Note that the purple matrix determinant is ${\color{purple}-\lambda\times 0 - 0\times 0} = 0$, which very neatly removes the entire right of the above formula. We won’t have no such luck with the left side, but because there is an off-diagonal 0 in the left matrix, its determinant is ${\color{teal}(-\lambda)(\beta N - \gamma - \lambda)}$.

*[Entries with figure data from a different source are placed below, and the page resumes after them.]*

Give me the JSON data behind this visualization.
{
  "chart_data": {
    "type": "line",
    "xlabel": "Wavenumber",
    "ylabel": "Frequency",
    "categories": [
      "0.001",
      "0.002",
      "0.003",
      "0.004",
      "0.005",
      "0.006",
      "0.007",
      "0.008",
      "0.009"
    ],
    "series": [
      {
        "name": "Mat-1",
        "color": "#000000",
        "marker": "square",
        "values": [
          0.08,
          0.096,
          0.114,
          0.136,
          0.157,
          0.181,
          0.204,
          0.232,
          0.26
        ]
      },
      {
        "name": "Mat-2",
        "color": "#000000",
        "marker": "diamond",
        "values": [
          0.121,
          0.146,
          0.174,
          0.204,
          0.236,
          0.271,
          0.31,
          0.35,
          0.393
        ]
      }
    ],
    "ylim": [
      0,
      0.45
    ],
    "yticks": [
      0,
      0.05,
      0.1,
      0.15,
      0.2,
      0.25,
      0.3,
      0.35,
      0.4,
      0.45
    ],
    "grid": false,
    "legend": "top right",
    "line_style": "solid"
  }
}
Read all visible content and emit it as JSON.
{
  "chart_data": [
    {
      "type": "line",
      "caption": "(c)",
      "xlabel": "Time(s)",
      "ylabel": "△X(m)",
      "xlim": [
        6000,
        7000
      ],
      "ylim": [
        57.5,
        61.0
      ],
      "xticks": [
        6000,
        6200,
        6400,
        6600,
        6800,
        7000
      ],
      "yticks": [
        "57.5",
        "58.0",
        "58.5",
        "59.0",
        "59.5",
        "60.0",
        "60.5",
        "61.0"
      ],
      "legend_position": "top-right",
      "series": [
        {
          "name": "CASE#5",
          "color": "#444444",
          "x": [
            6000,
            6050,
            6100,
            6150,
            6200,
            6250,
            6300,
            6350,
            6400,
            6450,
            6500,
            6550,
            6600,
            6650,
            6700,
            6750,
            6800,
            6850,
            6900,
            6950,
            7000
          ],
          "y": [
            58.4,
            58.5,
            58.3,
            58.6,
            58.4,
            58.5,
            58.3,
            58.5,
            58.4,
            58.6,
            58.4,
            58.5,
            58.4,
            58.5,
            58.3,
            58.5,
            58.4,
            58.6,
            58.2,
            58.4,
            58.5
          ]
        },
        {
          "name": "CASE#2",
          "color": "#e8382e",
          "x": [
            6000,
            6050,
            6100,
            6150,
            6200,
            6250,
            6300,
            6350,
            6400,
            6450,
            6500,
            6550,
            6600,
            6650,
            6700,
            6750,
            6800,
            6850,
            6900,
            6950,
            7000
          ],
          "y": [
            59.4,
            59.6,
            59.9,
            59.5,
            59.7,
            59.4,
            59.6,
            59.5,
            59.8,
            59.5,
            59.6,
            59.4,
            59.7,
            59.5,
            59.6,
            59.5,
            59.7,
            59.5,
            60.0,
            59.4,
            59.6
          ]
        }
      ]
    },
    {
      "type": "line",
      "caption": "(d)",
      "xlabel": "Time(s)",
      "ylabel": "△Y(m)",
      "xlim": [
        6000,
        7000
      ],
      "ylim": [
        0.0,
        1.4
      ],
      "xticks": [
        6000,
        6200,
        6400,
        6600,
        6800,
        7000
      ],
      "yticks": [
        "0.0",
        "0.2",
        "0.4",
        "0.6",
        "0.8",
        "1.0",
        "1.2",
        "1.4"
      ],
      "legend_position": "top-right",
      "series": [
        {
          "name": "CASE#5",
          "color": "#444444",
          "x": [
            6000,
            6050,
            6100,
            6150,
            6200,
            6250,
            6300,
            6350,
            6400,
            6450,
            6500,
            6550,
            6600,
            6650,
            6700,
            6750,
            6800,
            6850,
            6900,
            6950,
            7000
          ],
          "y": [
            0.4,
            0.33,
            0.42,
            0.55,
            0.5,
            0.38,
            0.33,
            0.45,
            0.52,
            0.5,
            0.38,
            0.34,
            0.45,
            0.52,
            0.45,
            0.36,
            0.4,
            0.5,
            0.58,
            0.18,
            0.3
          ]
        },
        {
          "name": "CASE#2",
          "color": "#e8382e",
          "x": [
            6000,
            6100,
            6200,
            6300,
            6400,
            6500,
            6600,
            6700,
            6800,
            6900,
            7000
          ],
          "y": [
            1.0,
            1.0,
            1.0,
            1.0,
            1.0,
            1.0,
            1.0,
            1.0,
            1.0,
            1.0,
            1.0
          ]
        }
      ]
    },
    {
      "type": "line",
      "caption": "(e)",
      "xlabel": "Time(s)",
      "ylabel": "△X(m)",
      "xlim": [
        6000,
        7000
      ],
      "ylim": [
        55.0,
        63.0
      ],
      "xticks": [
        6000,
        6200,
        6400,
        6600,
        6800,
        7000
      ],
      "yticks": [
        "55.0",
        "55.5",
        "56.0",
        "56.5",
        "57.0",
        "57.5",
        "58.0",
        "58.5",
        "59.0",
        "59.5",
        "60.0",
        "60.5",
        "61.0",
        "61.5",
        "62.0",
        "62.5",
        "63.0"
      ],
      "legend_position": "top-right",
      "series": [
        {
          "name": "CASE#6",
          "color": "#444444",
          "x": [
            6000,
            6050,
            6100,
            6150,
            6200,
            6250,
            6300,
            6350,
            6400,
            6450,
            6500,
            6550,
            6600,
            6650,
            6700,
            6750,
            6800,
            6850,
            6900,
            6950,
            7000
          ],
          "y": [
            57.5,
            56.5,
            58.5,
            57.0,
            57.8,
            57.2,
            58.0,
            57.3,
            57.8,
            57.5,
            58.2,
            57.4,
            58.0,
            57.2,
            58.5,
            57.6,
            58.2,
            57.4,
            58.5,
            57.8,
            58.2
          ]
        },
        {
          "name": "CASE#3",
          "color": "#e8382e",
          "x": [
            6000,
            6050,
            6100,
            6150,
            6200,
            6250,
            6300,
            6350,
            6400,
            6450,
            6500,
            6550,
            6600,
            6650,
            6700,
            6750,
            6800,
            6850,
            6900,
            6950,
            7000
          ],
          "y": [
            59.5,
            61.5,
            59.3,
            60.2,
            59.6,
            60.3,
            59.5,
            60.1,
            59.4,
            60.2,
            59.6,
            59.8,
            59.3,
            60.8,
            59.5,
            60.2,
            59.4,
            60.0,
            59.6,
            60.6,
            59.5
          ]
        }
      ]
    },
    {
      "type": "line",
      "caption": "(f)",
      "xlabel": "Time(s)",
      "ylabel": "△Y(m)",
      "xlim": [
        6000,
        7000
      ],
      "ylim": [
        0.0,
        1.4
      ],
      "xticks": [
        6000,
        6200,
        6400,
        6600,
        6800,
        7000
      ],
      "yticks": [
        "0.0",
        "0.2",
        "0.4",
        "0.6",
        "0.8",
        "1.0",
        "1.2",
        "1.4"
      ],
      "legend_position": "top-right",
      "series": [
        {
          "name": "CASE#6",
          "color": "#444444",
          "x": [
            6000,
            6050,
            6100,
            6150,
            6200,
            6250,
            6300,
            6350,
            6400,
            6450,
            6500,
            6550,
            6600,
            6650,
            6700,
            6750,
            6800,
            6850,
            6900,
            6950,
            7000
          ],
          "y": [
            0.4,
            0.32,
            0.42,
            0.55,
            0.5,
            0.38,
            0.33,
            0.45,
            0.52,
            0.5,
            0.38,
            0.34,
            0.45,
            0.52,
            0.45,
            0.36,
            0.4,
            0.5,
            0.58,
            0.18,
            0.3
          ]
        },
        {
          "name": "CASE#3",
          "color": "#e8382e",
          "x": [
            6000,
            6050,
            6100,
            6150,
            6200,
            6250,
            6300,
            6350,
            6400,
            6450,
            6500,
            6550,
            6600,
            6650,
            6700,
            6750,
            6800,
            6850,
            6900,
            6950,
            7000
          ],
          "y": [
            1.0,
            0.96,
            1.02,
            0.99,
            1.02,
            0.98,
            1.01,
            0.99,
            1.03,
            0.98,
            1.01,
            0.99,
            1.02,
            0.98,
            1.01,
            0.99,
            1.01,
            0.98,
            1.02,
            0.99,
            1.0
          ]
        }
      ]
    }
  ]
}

And at this point, I reminded students that hard work (specifically, the type of hard work that’s really not hard but would consist in expandin this expression) is over-rated. Instead, let’s write the characteristic polynomial as (again, $\lambda$ highlighted because it should now be clearer):

$$(-{\color{red}\lambda})\times(-{\color{red}\lambda})\times(\beta N - \gamma - {\color{red}\lambda})\,.$$

Would you look at that? We have three terms that we multiply, and each of them has one root. So when does our equilibrium shifts from stable to unstable? Well, we have $\lambda_3 = 0$ (we read this from the first factor), $\lambda_2 = 0$ (we read that from the second factor), and finally… $\lambda_1 = \beta N - \gamma$. When is this positive? When

$$ \frac{\beta N}{\gamma} > 1 \,. $$

**Isn’t that nice**? The leading eigenvalue gives has the expression of $R_0$
hidden inside it! So does the invasibility condition! This is how you know
something is a big deal: it shows up in multiple ways in your system. I also
like this, as a teachable moment: often concepts that don’t appear immediately
related are, in fact, the same thing.